Johannes Zuber studied medicine and received a doctorate in molecular cancer research at the Charité Medical School in Berlin, Germany, where he also completed four years of clinical training in haematology and oncology. During his postdoctoral research at Cold Spring Harbor Laboratory (New York, USA), he developed experimentally tractable leukaemia models and advanced RNAi technologies. He applied these technologies to identify chromatin-associated dependencies in leukaemia and other cancers before joining the IMP in 2011, where he set up his own lab.

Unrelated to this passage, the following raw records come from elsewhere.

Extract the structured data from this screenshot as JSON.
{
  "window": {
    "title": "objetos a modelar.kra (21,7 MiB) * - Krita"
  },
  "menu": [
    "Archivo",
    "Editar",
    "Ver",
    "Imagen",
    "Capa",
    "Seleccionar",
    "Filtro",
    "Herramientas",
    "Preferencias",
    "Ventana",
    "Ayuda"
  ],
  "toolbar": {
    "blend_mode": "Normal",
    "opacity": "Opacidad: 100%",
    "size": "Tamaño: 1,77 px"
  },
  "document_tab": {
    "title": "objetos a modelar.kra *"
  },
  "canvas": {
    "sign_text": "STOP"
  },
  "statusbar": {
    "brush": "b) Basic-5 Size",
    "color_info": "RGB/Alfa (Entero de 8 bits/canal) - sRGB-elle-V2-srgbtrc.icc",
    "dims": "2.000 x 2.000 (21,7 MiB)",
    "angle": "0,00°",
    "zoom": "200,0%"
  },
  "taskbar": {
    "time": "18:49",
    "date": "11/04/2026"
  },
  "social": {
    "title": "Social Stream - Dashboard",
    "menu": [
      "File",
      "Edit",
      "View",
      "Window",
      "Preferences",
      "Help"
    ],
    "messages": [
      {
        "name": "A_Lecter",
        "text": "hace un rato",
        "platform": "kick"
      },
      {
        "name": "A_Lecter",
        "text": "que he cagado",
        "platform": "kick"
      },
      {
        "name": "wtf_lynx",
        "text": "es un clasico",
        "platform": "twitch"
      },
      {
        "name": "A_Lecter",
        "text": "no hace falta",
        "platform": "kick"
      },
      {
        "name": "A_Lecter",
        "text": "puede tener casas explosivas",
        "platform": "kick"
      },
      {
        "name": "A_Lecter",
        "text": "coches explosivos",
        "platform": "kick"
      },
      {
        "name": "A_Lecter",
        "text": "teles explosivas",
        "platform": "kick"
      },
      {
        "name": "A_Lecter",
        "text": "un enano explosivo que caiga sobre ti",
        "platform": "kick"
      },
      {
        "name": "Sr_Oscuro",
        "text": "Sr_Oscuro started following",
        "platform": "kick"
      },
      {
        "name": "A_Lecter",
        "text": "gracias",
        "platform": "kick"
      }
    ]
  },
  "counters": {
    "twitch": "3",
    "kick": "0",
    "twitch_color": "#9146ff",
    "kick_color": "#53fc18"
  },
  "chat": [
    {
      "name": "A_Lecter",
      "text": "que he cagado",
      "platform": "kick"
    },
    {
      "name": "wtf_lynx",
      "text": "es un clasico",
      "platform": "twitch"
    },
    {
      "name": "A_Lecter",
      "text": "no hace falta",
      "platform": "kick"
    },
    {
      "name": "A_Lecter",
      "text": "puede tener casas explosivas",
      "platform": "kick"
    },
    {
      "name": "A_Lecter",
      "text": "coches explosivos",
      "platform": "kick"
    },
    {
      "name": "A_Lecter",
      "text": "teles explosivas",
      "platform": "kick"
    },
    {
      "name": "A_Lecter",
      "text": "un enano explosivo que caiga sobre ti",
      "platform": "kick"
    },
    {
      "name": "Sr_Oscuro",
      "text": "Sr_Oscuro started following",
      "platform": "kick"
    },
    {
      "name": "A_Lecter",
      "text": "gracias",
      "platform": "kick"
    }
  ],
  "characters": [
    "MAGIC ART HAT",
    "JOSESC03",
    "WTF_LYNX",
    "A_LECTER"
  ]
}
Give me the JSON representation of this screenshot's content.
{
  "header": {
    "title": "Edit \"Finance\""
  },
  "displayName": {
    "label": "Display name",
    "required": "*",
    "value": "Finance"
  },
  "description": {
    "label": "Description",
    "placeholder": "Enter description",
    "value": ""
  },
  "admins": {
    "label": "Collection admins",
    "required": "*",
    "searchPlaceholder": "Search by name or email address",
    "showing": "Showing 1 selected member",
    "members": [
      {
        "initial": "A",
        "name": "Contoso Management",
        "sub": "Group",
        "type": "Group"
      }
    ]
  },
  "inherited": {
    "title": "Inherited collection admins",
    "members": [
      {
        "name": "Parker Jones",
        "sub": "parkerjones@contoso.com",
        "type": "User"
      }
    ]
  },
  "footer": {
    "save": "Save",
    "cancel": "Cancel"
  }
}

Zuber and his team develop innovative functional genetic tools for CRISPR- and RNAi-based screens and time-resolved transcriptomics. The lab applies these techniques to identify and functionally characterise dependencies and candidate targets in cancer and tumour-associated immune cells. In recent work, Zuber and his team have clarified primary functions of transcriptional regulators in cancer such as MYC and BRD4 and elucidated pathways that control their activity. Among them, they discovered the pathway that controls the nuclear import of proteasomes in animals.

Zuber’s research achievements have previously been recognised by the “Deutscher Krebspreis” (the most prestigious cancer research award in Germany) in 2016 and several competitive grants, including an ERC Starting Grant and participation in the EMBO Young Investigator Program. In 2017, he was appointed as Adjunct Professor of the Medical University in Vienna, and in 2020 he was exceptionally tenured as Senior Scientist at the IMP, only the fifth junior group leader to be promoted in the history of the institute at the time. Johannes Zuber has published 168 peer-reviewed research papers, which have been cited more than 16,000 times.